Build and deploy the application

With Fabric8 Maven Plugin (FMP)

Execute the following command to build the project and deploy it to OpenShift:

mvn clean package fabric8:deploy -Popenshift

Configuration for FMP may be found both in pom.xml and src/main/fabric8 files/folders.

This configuration is used to define service names and deployments that control how pods are labeled/versioned on the OpenShift cluster. Labels and versions are key concepts for creating load-balanced or multi-versioned pods in a service.

With Source to Image build (S2I)

Run the following commands to apply and execute the OpenShift templates that will configure and deploy the applications:

find . | grep openshiftio | grep application | xargs -n 1 oc apply -f

oc new-app --template=spring-boot-istio-ab-tests-booster-client-service-consumer -p SOURCE_REPOSITORY_URL=https://github.com/snowdrop/spring-boot-istio-ab-testing-booster -p SOURCE_REPOSITORY_REF=master -p SOURCE_REPOSITORY_DIR=client-service-consumer
oc new-app --template=spring-boot-istio-ab-tests-booster-service-a -p SOURCE_REPOSITORY_URL=https://github.com/snowdrop/spring-boot-istio-ab-testing-booster -p SOURCE_REPOSITORY_REF=master -p SOURCE_REPOSITORY_DIR=service-a
oc new-app --template=spring-boot-istio-ab-tests-booster-service-b -p SOURCE_REPOSITORY_URL=https://github.com/snowdrop/spring-boot-istio-ab-testing-booster -p SOURCE_REPOSITORY_REF=master -p SOURCE_REPOSITORY_DIR=service-b

Use Cases

Configure an ingress Route to access the application

  1. Create a RouteRule to forward traffic to the demo application.

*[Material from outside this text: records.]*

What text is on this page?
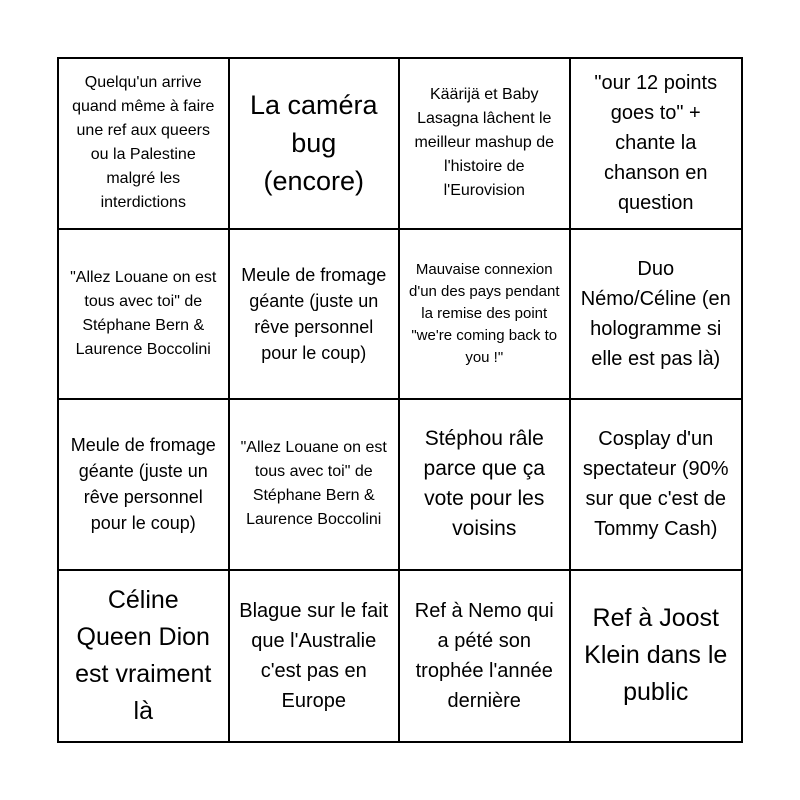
Quelqu'un arrive quand même à faire une ref aux queers ou la Palestine malgré les interdictions
La caméra bug (encore)
Käärijä et Baby Lasagna lâchent le meilleur mashup de l'histoire de l'Eurovision
"our 12 points goes to" + chante la chanson en question
"Allez Louane on est tous avec toi" de Stéphane Bern & Laurence Boccolini
Meule de fromage géante (juste un rêve personnel pour le coup)
Mauvaise connexion d'un des pays pendant la remise des point "we're coming back to you !"
Duo Némo/Céline (en hologramme si elle est pas là)
Meule de fromage géante (juste un rêve personnel pour le coup)
"Allez Louane on est tous avec toi" de Stéphane Bern & Laurence Boccolini
Stéphou râle parce que ça vote pour les voisins
Cosplay d'un spectateur (90% sur que c'est de Tommy Cash)
Céline Queen Dion est vraiment là
Blague sur le fait que l'Australie c'est pas en Europe
Ref à Nemo qui a pété son trophée l'année dernière
Ref à Joost Klein dans le public
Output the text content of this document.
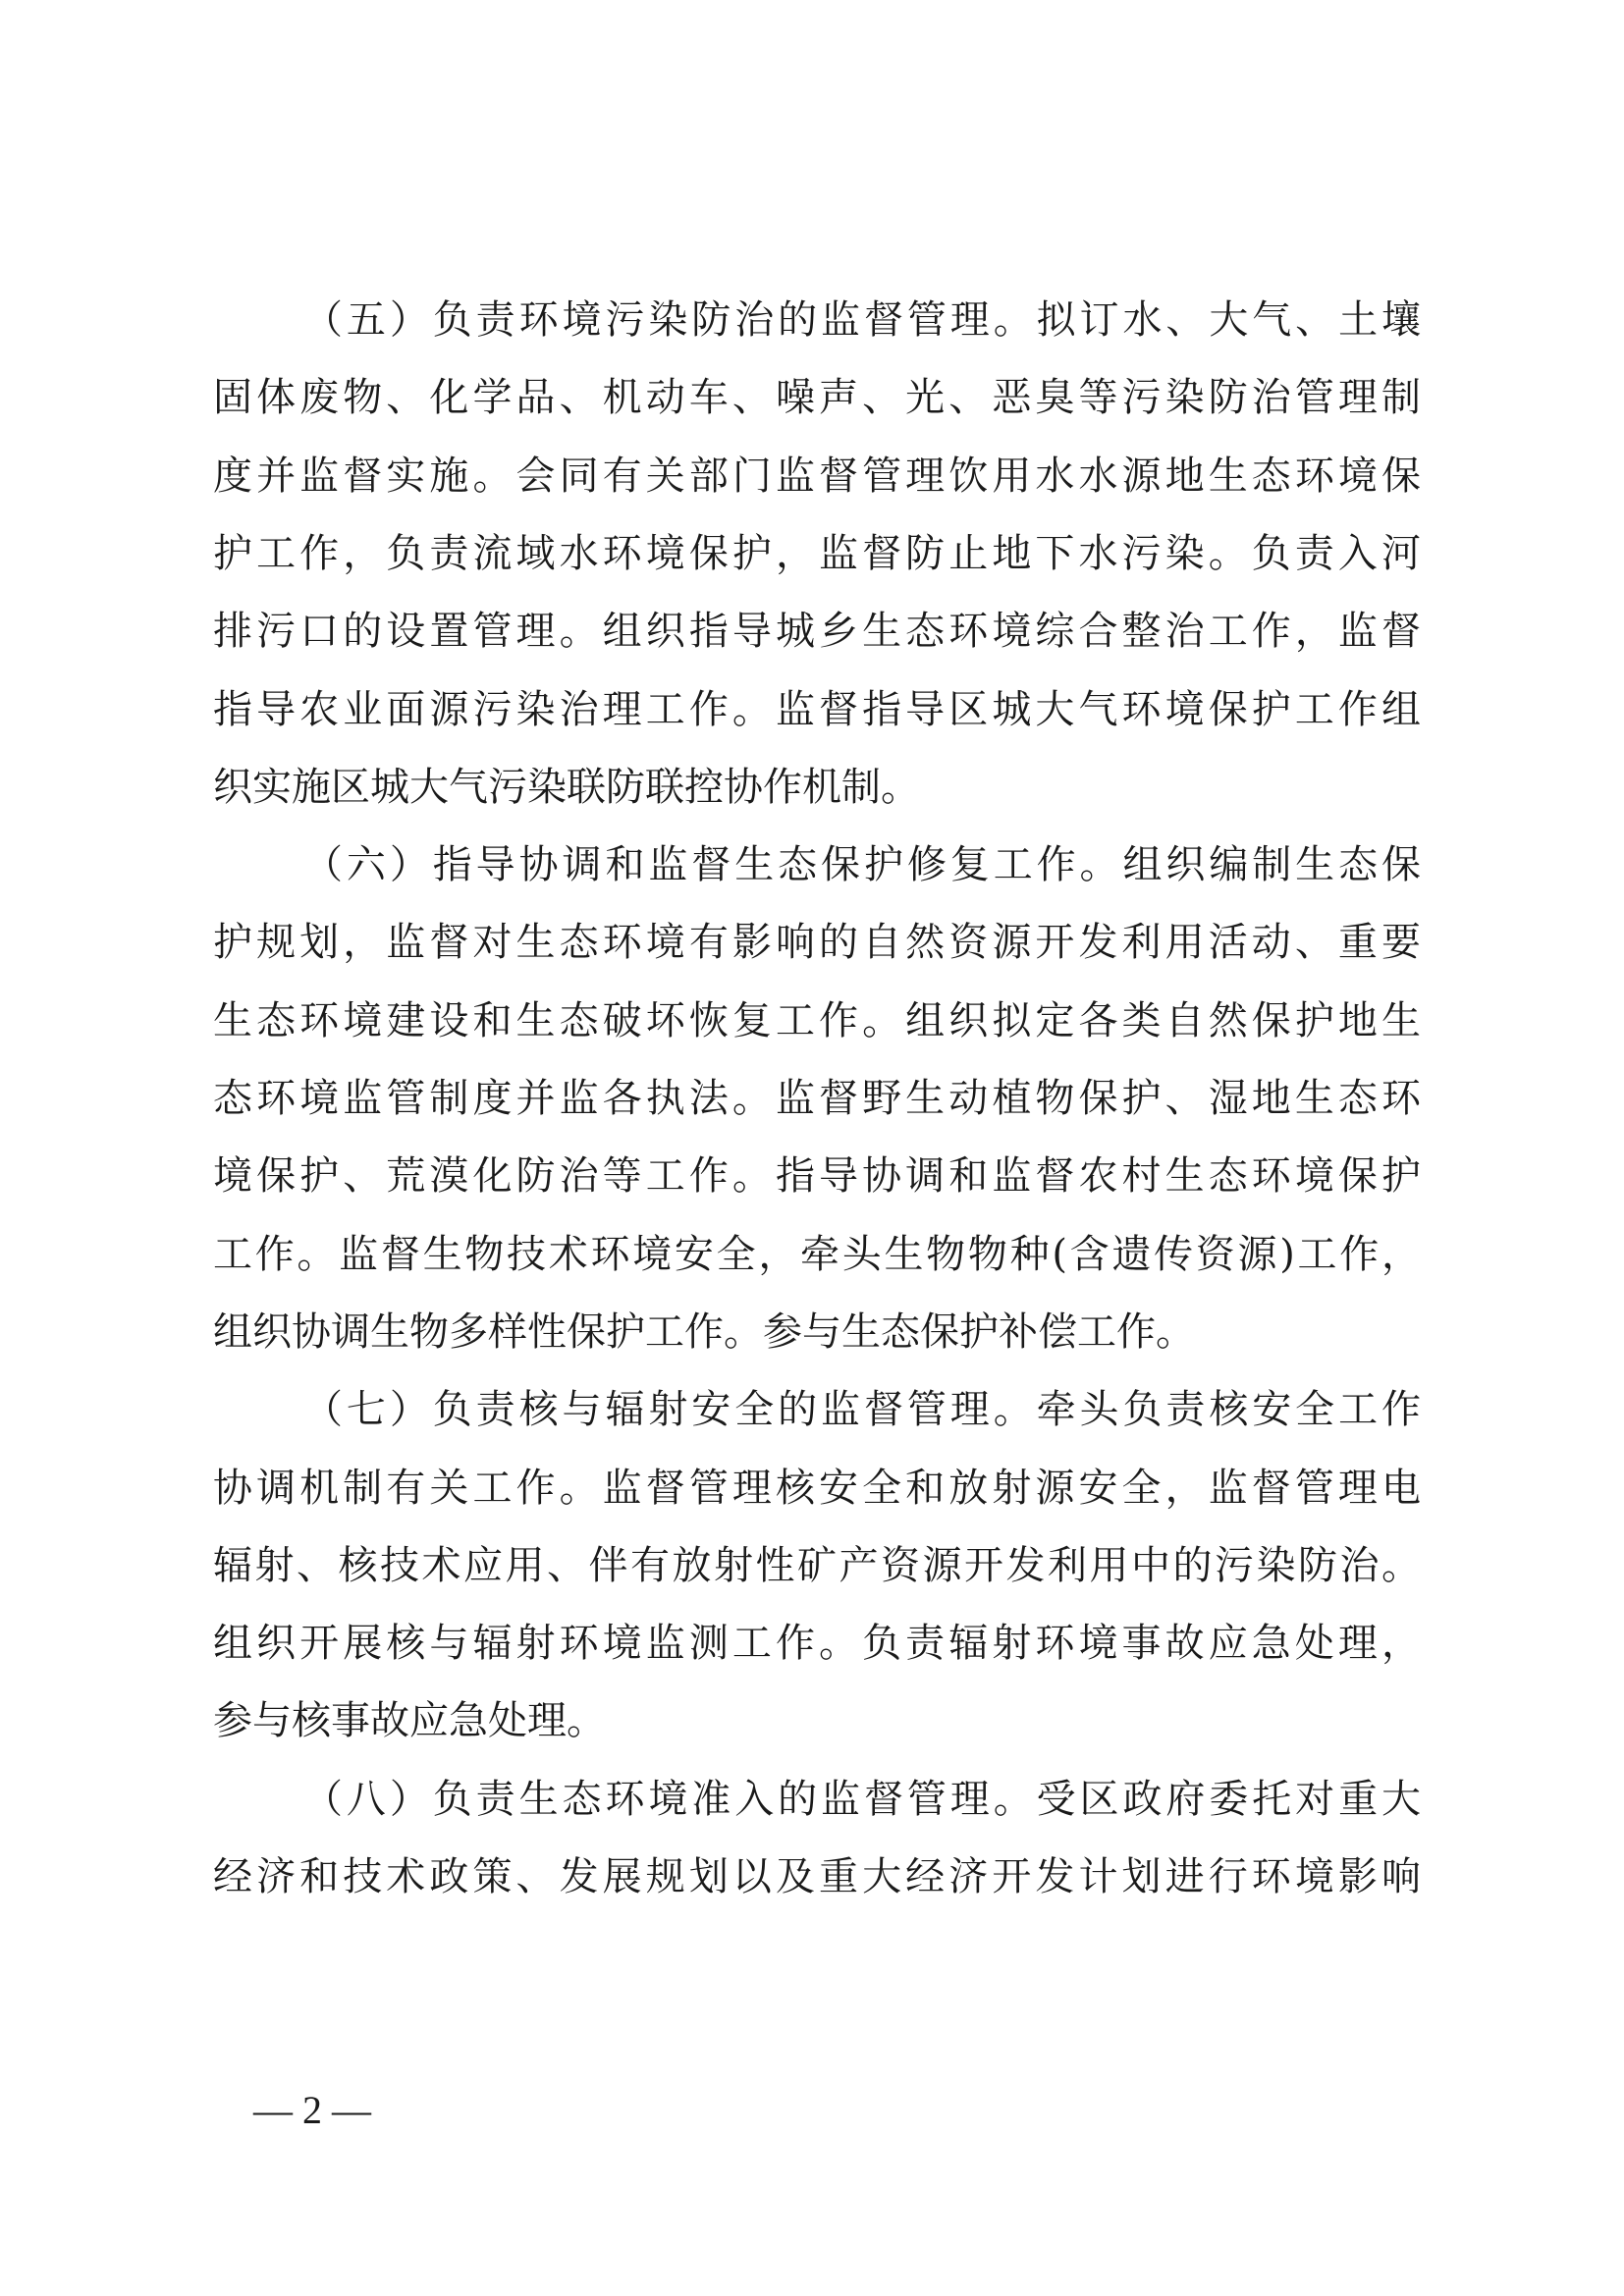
（五）负责环境污染防治的监督管理。拟订水、大气、土壤
固体废物、化学品、机动车、噪声、光、恶臭等污染防治管理制
度并监督实施。会同有关部门监督管理饮用水水源地生态环境保
护工作，负责流域水环境保护，监督防止地下水污染。负责入河
排污口的设置管理。组织指导城乡生态环境综合整治工作，监督
指导农业面源污染治理工作。监督指导区城大气环境保护工作组
织实施区城大气污染联防联控协作机制。
（六）指导协调和监督生态保护修复工作。组织编制生态保
护规划，监督对生态环境有影响的自然资源开发利用活动、重要
生态环境建设和生态破坏恢复工作。组织拟定各类自然保护地生
态环境监管制度并监各执法。监督野生动植物保护、湿地生态环
境保护、荒漠化防治等工作。指导协调和监督农村生态环境保护
工作。监督生物技术环境安全，牵头生物物种(含遗传资源)工作，
组织协调生物多样性保护工作。参与生态保护补偿工作。
（七）负责核与辐射安全的监督管理。牵头负责核安全工作
协调机制有关工作。监督管理核安全和放射源安全，监督管理电
辐射、核技术应用、伴有放射性矿产资源开发利用中的污染防治。
组织开展核与辐射环境监测工作。负责辐射环境事故应急处理，
参与核事故应急处理。
（八）负责生态环境准入的监督管理。受区政府委托对重大
经济和技术政策、发展规划以及重大经济开发计划进行环境影响
— 2 —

    This is only necessary if your application accepts traffic at a different port/url than the default. In this case, our application accepts traffic at /, but we will access it with the path /example.

    oc create -f rules/client-route-rule.yml
  2. Access the application

    Run the following command to determine the appropriate URL to access our demo. Make sure you access the url with the HTTP scheme. HTTPS is NOT enabled by default:

    echo http://$(oc get route istio-ingress -o jsonpath='{.spec.host}{"\n"}' -n istio-system)/example/

    The result of the above command is the istio-system istio-ingress URL, appended with the RouteRule path.

Transfer load between two versions of an application/service

  1. Access the application as described in the previous use case

    1. Click "Invoke Service" in the client UI (Do this several times.)

    2. Notice that the services are load-balanced at exactly 50%, which is the default cluster behavior.

  2. Configure a load-balancing RouteRule Sometimes it is important to slowly direct traffic to a new service over time, or use alternate weighting. In this case, we will supply another Istio RouteRule to control load balancing behavior.

    Run the following command:

    oc create -f rules/ab-test-rule.yml

    The RouteRule defined in the file above uses labels "a" and "b" to identify each unique version of the service. If multiple services match any of these labels, traffic will be divided between them accordingly. Additional routes/weights can be supplied using additional labels/service versions as desired.

  3. Click "Invoke Service" in the client UI

    Do this several times. You will notice that traffic is no longer routed at 50/50%, and more traffic is directed to service version B than service version A. Adjust the weights in the rule-file and re-run the command above. You should see traffic adjust accordingly.

    Note
    It could take several seconds for the RouteRule to be detected and applied by Istio.

Congratulations! You now know how to direct traffic between different versions of a service using Istio RouteRules.